The reason I know that individual X, is just hanging on my words just to tell me what to do next is that in my other project ---- the professor actually knows a lot about the topic and is able to assist with any problems and a reasonable time line. So it's not that I have two things to do, it's more that individual X is just making me kinda stressed out. He wants me to have a conference call with another professional about "my results".

Help?! What can I say or write to make me not feel pressured to go on conference calls just to say what is not even important. I feel like he's just an ambitious guy or something is wrong for him to make this into something when it's really nothing.. and would take a much longer time frame than the end of this summer to complete. HELP!
posted by anonymous to Education (5 answers total) 3 users marked this as a favorite
 
If you're not telling individual X that he's giving you too much work, he doesn't have any way of knowing that he's giving you too much work. So go to him (preferably in person, on the phone if that's not possible, try not to do it over email because you lose a lot of verbal cues and it's easier to take the wrong way) and say, "This project has grown beyond the scope of what I thought a volunteer project would entail. Can we set some clearer goals for my involvement?"

If he blows up at you for that, then he would have done so over some other damn thing anyway.

Once you've done that, ask him to prioritize things based on those goals and the agreed-upon scope: "I estimate that these three things I'm working on right now will take me twelve weeks to complete. Since I only have six more weeks on this project, I was thinking I should focus on A and C, and leave B to work on if I finish those. Your thoughts?"
posted by Etrigan at 8:11 AM on July 25, 2013 [2 favorites]


You can't make volunteers do anything they don't want to do.

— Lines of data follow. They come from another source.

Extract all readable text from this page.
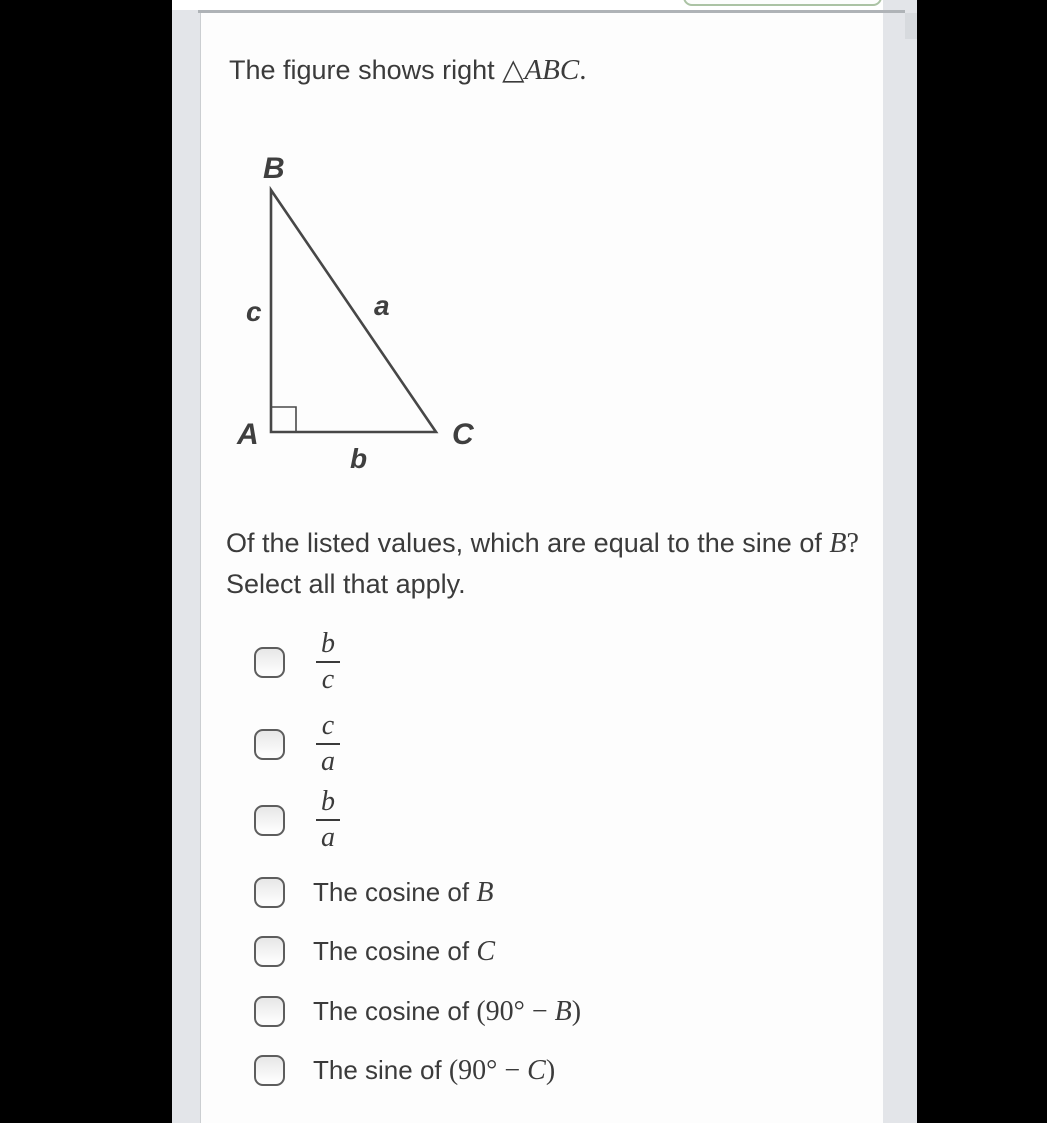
The figure shows right △ABC.
B
A	C
c	a
b
Of the listed values, which are equal to the sine of B?
Select all that apply.
$\frac{b}{c}$
$\frac{c}{a}$
$\frac{b}{a}$
The cosine of B
The cosine of C
The cosine of (90° − B)
The sine of (90° − C)
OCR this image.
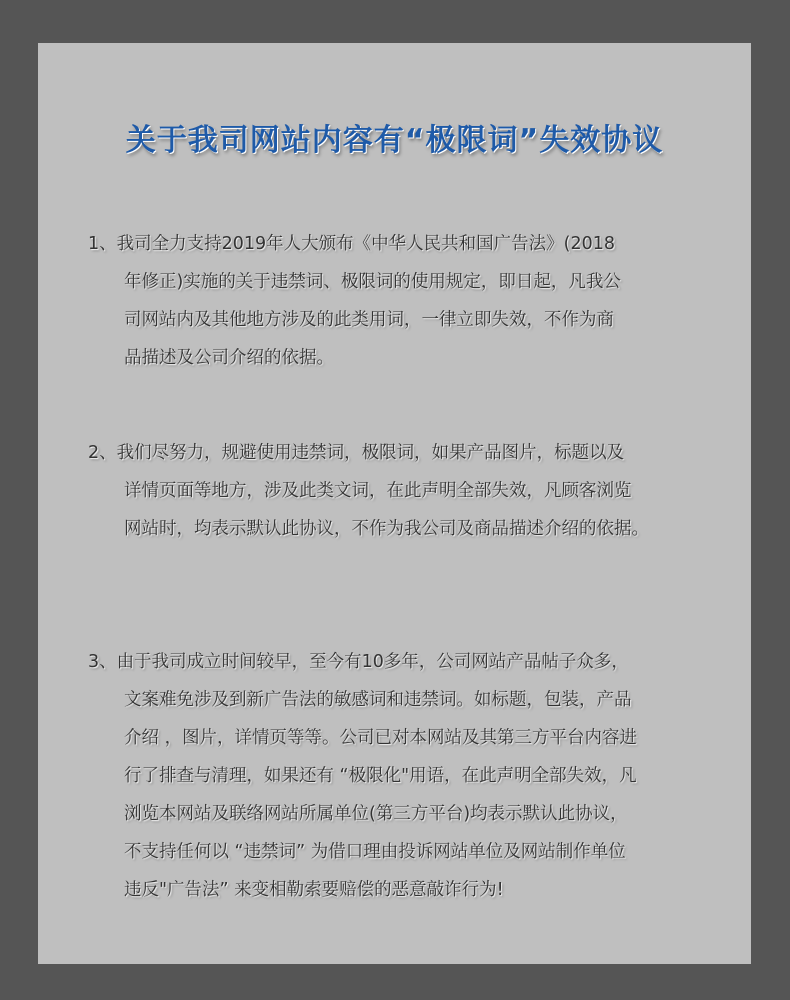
关于我司网站内容有“极限词”失效协议
1、我司全力支持2019年人大颁布《中华人民共和国广告法》(2018
年修正)实施的关于违禁词、极限词的使用规定，即日起，凡我公
司网站内及其他地方涉及的此类用词，一律立即失效，不作为商
品描述及公司介绍的依据。
2、我们尽努力，规避使用违禁词，极限词，如果产品图片，标题以及
详情页面等地方，涉及此类文词，在此声明全部失效，凡顾客浏览
网站时，均表示默认此协议，不作为我公司及商品描述介绍的依据。
3、由于我司成立时间较早，至今有10多年，公司网站产品帖子众多，
文案难免涉及到新广告法的敏感词和违禁词。如标题，包装，产品
介绍 ，图片，详情页等等。公司已对本网站及其第三方平台内容进
行了排查与清理，如果还有 “极限化"用语，在此声明全部失效，凡
浏览本网站及联络网站所属单位(第三方平台)均表示默认此协议，
不支持任何以 “违禁词” 为借口理由投诉网站单位及网站制作单位
违反"广告法” 来变相勒索要赔偿的恶意敲诈行为!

Etrigan has the right idea, but it's not your job to satisfy individual X, it's X's job to accommodate you. If you don't get satisfaction, walk. Don't get worked up. You don't owe him anything, and you have the upper hand.
posted by adamrice at 8:31 AM on July 25, 2013


He will push until pushed back. It is that simple. You need to speak up.
posted by JohnnyGunn at 9:01 AM on July 25, 2013 [1 favorite]


I would just be honest and say - "Hey I don't have any results yet I'm still reading the papers. I've been through n of them but I"m not sure I will have time to get through the rest. "

You just have to say no at some point.

Whenever I"m doing freebie work and someone is being pushy I"ll usually email and say - Oh hi, Sorry I've been really busy with some other things this week/month. I should be able to get to that next week/month. Sorry for the delay.

They can't really complain... but you have to remind them that this is not your job and not the first priority in your life.
posted by mary8nne at 10:11 AM on July 25, 2013


I think instead of just saying you need more time, you need to make a point of re-establishing responsibilities and expectations here. Even if it's not your fault, being (to their minds) slow in getting your part done could potentially be interpreted as flaky. You should make it explicit (politely, of course) that you signed on to the project understanding that you were responsible for X but are now being asked to do Z. Maybe you can stretch a little and meet them halfway by doing Y; maybe X really is all that's feasible. Whichever, just be upfront about it.